Hand rubbing with sprayed alcohol-based hand rub: an alternative method for effective hand hygiene


J.B.X. Tan*, M.E.A. de Kraker, D. Pires, H. Soule, D. Pittet
*University of Geneva Hospitals and Faculty of Medicine, Switzerland
Journal of Hospital Infection (2020) 104, 430-434

背景
手指衛生は感染予防制御において不可欠である。噴霧式の擦式アルコール製剤が、世界保健機関(WHO)推奨の液状の擦式アルコール製剤による擦り込み法と比べ非劣性であるかどうかは不明である。

目的
噴霧式の擦式アルコール製剤が、擦り込みの有無に関わらず、有効な手指衛生の代替(非劣性)法となりうるか否かを検証すること。

方法
擦式アルコール製剤(60%[v/v]イソプロパノール)を用いた実験室での試験を、European Norm 1500 に従い実施した。手指衛生を次の方法により実施した。(1)手掌に注いだ擦式アルコール製剤による擦り込み(2)噴霧式の擦式アルコール製剤による擦り込み(3)噴霧式の擦式アルコール製剤を手指に擦り込まずに塗布。手指を大腸菌(Escherichia coli)ATCC 10536 で汚染させ、その後、手指衛生と微生物学的サンプリングを行った。手指衛生後の細菌数の減少を分析するために、被験者のランダム切片を含む一般化線形混合モデルを用いた。

結果
計 19 例の医療従事者が試験に参加した。
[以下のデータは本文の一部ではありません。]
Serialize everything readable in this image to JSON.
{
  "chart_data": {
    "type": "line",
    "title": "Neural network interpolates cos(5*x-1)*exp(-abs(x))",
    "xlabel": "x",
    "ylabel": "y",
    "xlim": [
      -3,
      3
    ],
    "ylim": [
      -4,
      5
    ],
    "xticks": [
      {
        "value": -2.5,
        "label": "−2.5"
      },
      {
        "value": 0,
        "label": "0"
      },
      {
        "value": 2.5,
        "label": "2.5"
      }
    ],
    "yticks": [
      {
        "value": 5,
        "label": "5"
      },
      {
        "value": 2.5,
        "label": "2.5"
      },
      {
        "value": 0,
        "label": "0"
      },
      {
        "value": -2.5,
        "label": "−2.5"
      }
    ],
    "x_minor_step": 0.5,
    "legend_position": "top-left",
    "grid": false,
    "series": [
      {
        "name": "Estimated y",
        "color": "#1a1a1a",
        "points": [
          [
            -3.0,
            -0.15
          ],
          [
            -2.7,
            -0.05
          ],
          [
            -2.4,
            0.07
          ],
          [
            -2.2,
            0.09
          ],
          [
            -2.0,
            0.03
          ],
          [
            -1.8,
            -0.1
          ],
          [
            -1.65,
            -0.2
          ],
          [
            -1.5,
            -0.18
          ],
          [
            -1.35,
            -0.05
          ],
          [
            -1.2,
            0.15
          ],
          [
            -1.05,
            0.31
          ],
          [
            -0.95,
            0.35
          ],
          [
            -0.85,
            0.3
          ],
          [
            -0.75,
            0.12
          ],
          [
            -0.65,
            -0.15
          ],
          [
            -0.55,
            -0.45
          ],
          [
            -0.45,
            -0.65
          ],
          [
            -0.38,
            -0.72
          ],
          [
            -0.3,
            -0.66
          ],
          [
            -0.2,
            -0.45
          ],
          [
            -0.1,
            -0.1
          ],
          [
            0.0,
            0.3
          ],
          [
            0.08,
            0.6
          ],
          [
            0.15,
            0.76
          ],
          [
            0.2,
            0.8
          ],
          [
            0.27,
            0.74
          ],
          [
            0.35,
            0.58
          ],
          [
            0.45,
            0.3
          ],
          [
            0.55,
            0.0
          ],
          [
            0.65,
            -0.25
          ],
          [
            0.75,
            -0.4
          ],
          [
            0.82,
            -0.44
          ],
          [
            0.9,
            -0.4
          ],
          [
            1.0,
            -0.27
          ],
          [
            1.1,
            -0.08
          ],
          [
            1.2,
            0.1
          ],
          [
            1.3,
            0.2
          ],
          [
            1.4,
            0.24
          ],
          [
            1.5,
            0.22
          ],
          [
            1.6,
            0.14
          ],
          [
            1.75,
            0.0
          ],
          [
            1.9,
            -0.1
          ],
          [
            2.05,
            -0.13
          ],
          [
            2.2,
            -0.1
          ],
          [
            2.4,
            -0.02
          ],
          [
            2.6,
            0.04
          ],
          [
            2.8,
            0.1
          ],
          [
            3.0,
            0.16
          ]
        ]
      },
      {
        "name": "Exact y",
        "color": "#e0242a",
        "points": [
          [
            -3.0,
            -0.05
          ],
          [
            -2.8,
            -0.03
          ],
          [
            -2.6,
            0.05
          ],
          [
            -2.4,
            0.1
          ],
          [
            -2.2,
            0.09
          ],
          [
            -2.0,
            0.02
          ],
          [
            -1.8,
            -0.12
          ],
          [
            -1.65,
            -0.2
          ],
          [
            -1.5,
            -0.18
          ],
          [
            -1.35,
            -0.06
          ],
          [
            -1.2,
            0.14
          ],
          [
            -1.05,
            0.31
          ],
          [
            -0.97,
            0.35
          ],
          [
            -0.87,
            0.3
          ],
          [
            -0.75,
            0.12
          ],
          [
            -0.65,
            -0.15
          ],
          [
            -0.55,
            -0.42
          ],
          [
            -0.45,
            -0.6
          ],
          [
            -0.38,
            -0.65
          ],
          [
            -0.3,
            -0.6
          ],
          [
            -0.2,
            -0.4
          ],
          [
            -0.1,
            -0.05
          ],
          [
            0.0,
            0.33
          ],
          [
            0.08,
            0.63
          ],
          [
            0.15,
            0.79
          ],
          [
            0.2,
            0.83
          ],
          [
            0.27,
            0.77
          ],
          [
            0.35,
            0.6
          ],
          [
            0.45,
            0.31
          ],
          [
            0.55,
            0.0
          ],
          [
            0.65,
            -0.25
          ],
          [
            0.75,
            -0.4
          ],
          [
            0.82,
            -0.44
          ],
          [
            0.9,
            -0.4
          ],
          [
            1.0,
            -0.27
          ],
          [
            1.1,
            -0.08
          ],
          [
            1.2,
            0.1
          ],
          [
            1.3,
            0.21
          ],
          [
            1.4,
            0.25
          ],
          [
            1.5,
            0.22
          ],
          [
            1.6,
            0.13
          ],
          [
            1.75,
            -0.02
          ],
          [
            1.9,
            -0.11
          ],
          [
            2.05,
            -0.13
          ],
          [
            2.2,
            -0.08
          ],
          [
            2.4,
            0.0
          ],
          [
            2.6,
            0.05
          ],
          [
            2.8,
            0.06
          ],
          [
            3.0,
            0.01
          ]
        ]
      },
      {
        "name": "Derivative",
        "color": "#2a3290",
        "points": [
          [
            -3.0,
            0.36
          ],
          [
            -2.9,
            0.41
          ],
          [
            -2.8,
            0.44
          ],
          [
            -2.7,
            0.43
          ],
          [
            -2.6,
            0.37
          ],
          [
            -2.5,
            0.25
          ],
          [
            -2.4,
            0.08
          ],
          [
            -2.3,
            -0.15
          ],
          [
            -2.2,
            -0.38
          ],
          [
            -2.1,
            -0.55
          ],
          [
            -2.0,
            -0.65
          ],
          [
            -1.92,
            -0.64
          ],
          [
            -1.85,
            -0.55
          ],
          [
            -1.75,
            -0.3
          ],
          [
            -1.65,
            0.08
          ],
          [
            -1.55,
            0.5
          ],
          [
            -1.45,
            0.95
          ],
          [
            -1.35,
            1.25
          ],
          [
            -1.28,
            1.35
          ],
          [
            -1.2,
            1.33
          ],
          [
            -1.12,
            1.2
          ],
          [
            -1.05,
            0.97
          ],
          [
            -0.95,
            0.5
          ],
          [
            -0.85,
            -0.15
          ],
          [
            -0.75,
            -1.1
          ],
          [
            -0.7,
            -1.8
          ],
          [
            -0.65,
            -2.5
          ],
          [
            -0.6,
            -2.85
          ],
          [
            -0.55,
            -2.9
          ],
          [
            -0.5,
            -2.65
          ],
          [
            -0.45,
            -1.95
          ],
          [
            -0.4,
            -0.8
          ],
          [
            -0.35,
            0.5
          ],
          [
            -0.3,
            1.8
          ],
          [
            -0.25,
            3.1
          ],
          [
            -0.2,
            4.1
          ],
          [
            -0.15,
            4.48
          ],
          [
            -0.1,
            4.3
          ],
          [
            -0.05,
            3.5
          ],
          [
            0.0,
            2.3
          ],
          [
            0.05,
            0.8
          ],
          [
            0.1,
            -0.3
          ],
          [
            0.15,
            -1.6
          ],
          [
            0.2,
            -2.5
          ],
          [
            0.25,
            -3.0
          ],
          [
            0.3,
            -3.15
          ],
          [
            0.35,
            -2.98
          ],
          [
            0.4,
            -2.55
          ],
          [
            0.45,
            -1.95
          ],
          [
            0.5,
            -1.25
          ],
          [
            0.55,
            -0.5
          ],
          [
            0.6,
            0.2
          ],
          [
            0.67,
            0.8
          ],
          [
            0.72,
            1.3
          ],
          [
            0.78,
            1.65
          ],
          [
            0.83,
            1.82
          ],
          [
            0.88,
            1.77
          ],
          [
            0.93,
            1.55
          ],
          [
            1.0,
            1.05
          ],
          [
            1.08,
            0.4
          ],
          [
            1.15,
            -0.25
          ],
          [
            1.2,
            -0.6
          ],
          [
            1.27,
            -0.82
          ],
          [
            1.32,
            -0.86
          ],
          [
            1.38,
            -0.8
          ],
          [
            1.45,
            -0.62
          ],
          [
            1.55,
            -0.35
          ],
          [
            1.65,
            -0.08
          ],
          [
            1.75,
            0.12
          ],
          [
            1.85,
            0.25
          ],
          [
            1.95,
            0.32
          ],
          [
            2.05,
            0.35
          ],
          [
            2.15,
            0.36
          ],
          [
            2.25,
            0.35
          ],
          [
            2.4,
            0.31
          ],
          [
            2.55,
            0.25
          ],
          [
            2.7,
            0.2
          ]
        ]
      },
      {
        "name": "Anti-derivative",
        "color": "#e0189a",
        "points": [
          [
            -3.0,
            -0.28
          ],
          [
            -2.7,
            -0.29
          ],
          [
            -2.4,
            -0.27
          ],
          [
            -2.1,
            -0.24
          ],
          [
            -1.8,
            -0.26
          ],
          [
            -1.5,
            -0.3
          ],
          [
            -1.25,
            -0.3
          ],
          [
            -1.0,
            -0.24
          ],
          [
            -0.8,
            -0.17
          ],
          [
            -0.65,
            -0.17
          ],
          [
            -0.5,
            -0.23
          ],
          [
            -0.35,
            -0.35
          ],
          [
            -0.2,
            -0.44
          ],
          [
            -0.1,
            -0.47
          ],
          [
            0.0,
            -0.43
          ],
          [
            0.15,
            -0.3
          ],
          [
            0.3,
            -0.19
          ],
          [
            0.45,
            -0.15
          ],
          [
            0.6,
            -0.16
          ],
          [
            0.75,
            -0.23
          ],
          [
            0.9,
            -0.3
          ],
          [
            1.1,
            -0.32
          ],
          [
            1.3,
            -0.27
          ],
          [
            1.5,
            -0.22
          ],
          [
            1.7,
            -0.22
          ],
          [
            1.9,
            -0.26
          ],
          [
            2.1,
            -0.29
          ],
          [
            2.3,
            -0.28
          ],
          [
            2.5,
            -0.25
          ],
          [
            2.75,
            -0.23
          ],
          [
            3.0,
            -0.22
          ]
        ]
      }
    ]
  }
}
噴霧式の擦式アルコール製剤による擦り込みは、WHO が推奨する液状の擦式アルコール製剤による擦り込み法と比べて非劣性(マージン 0.6 log10コロニー形成単位[cfu]/mL)であり、細菌数の減少は、それぞれ 3.66 log10 cfu/mL(95%信頼区間[CI]1.68 ~ 5.64)、3.46 log10 cfu/mL(95%CI 1.27 ~ 5.65)であった。一方、噴霧式の擦式アルコール製剤を擦り込まなかった場合、非劣性が認められなかった(細菌数の減少 2.76 log10 cfu/mL[95%CI 1.65 ~ 3.87])。

結論
実験条件下では、手指の細菌数を減らすのに、噴霧式の擦式アルコール製剤による擦り込みは、手掌に注いだ擦式アルコール製剤による擦り込みと比べて非劣性であった。他の設定および他の病原体における評価の結果が出るまで、噴霧式の擦式アルコール製剤による擦り込みは、許容可能な手指衛生代替法となりうる。

サマリー原文(英語)はこちら

 

監訳者コメント

しごく当たり前のことを、実験し評価したに過ぎない。噴霧だけでは散弾銃のように的は限定的である。